- Player-manager / Center fielder / Catcher / Second baseman / Umpire
- Born: Unknown Baltimore, Maryland
- Died: Unknown
- Batted: UnknownThrew: Unknown

MLB debut
- April 14, 1873, for the Baltimore Marylands

Last MLB appearance
- July 11, 1873, for the Baltimore Marylands

MLB statistics
- Batting average: .174
- Home runs: 0
- Runs batted in: 1
- Stats at Baseball Reference

Teams
- As player Baltimore Marylands (1873); As manager Baltimore Marylands (1873);

= Bill Smith (baseball manager) =

American baseball player and manager

William J. Smith (born in Baltimore, Maryland) was a player-manager, center fielder, catcher and second baseman for the 1873 Baltimore Marylands during their lone season in the National Association of Professional Base Ball Players.
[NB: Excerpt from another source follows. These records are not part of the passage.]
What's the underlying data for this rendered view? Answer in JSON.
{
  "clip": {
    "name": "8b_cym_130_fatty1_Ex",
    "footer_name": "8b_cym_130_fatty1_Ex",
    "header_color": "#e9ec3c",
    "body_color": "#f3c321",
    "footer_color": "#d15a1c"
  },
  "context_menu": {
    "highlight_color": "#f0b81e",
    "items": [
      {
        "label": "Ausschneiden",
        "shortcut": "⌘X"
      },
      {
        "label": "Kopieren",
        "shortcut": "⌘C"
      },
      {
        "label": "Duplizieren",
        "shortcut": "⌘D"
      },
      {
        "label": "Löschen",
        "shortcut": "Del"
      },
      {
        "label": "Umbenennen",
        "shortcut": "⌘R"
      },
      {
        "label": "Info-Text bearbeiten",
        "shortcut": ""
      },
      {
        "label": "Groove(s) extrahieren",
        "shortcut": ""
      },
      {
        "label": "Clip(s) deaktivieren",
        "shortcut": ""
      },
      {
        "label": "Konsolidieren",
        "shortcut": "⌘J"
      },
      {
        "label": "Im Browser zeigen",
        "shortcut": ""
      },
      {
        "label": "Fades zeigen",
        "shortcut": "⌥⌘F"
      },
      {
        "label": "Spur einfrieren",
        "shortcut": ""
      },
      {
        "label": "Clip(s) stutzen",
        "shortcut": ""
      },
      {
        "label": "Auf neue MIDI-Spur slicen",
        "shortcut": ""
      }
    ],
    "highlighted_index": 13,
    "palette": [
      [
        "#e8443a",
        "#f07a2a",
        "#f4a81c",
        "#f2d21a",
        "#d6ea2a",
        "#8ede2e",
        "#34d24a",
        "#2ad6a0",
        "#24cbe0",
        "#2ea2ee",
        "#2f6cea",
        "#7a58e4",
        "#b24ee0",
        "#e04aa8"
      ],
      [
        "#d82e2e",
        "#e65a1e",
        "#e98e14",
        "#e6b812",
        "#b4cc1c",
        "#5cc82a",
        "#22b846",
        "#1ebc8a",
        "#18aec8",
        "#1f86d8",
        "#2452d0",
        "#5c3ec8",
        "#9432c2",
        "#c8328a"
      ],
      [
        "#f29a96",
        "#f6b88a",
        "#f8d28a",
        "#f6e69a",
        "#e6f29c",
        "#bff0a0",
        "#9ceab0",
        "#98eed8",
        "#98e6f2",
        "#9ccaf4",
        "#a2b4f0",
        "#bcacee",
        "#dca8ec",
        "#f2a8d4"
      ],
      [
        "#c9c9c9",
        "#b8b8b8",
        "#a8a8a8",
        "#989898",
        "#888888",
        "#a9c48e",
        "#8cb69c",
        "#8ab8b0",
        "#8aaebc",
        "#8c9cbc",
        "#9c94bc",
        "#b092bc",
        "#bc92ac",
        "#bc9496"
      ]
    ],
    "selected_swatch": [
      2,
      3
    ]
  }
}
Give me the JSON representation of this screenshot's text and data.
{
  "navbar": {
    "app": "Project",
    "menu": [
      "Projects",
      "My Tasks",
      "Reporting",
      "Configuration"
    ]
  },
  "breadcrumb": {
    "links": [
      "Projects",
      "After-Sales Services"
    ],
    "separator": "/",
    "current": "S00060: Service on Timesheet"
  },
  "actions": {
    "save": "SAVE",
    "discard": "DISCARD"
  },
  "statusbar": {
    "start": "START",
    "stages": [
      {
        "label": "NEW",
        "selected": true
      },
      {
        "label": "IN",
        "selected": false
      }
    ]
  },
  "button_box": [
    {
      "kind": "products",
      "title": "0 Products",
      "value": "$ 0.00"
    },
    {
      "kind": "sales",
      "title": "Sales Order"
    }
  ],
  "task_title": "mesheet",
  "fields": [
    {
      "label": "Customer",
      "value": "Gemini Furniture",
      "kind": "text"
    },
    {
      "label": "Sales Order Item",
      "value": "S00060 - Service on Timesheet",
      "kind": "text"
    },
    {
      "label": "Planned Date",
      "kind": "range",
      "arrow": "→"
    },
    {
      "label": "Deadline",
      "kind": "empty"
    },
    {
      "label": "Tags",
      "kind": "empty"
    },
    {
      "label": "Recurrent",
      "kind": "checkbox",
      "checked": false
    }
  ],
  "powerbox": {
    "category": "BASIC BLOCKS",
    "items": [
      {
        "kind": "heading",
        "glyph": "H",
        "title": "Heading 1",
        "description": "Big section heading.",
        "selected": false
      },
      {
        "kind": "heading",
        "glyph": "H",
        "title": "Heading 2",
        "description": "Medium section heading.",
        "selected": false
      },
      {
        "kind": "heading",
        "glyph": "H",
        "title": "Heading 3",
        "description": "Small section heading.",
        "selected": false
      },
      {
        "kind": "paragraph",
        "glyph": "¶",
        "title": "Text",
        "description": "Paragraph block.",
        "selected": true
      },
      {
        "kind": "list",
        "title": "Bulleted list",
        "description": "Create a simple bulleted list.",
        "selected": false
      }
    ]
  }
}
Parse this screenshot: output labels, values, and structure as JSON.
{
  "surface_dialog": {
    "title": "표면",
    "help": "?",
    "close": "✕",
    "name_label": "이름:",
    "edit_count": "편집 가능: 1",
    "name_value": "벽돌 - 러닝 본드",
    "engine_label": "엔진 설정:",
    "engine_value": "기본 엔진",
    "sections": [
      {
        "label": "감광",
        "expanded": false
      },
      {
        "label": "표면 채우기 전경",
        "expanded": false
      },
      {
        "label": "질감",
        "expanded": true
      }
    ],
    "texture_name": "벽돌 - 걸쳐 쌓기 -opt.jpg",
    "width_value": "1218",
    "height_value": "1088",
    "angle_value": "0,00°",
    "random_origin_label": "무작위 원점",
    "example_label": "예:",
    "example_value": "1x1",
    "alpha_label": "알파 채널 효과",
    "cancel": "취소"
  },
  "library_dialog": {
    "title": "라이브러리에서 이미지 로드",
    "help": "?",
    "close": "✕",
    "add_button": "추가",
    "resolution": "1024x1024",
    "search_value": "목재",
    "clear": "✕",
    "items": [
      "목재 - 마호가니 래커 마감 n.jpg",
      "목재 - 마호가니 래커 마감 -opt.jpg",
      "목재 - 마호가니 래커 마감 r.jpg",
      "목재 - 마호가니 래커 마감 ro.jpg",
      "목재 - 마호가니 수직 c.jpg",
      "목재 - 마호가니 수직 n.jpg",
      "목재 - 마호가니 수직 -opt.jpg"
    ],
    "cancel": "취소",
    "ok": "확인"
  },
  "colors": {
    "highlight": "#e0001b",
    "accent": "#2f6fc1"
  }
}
The Marylands went 0–6 for the season and Smith's record was 0–5. As a player, he batted .174 and committed three errors (two as a catcher and three as a second baseman) in eight total chances for a fielding percentage of .625 over six games while splitting time at center field, catcher, and second base. Later, on July 12, 1886, he was credited as making an appearance as the umpire for a game between the Detroit Wolverines and the Kansas City Cowboys.